For all the strangeness of the opening chapter, “Renew Your Vows” turns out to have a pretty familiar but not entirely unsatisfying arc to it. While the “looks after me and mine” take on the character may be hard to swallow at first, Slott is just setting it up so that Peter has something to work against over the course of the story. Well, that and the combined threat of Regent and his rogues gallery. Those conflicts, though illustrated quite well by Kubert, are easily the most formulaic part of the story. Regent himself is also a pretty dull villain for all of the powers he commands. Though he at least gets some decent motivation in regards to why he wants Peter’s spider-sense, Regent is here just to be the final step in the character’s journey back to being a real hero.

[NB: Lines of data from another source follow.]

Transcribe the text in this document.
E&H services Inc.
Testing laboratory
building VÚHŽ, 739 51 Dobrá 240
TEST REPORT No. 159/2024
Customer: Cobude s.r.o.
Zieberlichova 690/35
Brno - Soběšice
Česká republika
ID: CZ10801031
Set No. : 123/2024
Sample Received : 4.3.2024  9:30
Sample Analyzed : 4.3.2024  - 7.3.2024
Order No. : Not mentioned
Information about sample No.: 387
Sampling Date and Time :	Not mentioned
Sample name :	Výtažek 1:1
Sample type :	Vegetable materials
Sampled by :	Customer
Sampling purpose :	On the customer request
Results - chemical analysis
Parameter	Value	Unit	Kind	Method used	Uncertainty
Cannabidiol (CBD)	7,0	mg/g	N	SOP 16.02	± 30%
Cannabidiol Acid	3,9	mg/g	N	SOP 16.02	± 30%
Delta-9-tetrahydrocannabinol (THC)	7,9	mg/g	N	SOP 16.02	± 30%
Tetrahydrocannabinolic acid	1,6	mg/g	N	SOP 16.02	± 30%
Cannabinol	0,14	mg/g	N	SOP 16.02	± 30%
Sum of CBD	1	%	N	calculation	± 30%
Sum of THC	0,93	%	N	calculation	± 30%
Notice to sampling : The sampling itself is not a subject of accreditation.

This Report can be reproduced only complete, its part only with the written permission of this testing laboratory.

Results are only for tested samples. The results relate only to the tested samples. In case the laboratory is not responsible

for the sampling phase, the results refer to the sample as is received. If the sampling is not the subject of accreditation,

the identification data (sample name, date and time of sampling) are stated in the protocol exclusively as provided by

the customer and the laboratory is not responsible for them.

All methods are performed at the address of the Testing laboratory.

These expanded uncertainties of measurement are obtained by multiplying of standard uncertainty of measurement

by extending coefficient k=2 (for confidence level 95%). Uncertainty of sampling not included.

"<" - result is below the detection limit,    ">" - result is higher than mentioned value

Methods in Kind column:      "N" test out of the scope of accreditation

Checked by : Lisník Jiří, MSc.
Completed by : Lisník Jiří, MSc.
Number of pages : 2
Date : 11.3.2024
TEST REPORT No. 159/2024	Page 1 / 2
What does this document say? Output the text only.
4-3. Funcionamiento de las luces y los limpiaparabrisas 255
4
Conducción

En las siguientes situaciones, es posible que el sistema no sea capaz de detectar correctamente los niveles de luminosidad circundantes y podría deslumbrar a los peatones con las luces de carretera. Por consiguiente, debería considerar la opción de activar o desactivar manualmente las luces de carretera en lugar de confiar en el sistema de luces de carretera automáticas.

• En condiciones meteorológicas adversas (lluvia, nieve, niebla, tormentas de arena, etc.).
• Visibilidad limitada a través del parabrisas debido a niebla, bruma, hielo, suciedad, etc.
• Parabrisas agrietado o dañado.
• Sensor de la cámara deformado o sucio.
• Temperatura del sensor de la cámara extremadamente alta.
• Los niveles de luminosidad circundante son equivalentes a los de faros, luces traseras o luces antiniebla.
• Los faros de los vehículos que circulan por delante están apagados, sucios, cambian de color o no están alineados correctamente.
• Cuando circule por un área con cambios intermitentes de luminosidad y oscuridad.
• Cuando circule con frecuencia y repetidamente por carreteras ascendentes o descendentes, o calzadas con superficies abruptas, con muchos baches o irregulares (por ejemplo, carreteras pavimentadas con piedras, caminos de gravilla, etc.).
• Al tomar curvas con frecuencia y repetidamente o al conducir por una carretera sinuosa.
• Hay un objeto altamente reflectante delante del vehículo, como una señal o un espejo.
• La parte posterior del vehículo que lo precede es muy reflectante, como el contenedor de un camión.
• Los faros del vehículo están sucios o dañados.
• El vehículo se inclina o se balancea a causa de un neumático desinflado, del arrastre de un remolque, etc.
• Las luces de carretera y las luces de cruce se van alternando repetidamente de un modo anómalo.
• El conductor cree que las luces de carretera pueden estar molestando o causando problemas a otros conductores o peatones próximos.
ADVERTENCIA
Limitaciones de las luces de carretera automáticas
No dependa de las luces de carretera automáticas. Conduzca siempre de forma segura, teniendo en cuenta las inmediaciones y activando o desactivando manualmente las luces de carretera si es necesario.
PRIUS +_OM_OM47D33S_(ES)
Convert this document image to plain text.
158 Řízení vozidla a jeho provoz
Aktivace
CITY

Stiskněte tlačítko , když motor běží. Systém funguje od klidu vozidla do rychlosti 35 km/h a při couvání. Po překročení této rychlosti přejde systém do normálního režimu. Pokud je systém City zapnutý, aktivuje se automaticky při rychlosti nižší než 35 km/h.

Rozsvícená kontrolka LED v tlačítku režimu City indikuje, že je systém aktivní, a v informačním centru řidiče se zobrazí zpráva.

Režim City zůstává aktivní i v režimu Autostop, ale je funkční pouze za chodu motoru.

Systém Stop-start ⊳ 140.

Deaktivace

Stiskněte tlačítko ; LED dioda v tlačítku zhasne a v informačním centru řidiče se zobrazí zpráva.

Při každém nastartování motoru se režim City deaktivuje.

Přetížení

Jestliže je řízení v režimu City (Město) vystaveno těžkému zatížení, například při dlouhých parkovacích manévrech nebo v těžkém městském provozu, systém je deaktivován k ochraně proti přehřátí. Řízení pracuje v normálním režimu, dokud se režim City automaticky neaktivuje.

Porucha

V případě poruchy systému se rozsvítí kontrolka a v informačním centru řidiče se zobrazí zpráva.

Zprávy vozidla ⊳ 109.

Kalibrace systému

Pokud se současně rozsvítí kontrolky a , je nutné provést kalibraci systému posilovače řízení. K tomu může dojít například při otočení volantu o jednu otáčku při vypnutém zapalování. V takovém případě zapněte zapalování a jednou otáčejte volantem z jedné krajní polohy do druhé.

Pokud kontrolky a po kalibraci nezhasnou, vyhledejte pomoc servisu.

Along with his family, that is. If there’s one thing the story succeeds at, it’s making the idea of a Parker super-family seem pretty appealing. Though most of the story is set up around Peter and MJ trying to protect their daughter Annie from Regent’s forces and finding ways to inhibit her powers, it’s still easy to understand their motivations for that. Plus, even while this is going on, Slott makes it clear that theirs is a fun family dynamic with most of the angst and drama coming from the dystopia right outside their window. It’s not until the end, when Annie adopts her own superhero getup and is encouraged by her mom that things really take off. Seeing the Parker family save the world — with the help of a so-terrible-it’s-great Spider-pun — is immensely satisfying and validates a lot of what Slott does with the setup.
Still, I can’t help but wonder what a story showing Annie growing up in the pre-”Secret Wars” Marvel Universe would’ve been like. Slott is a whiz with Marvel characters and continuity, and I think he could’ve given us a really fun story along those lines. That’s just my opinion, but “Renew Your Vows” turns out to be pretty good for what it is. The narrative may be pretty familiar and the main villain is rather drab, but it shows that the Parker family is a force to be reckoned with. Maybe we’ll get to see them together again someday.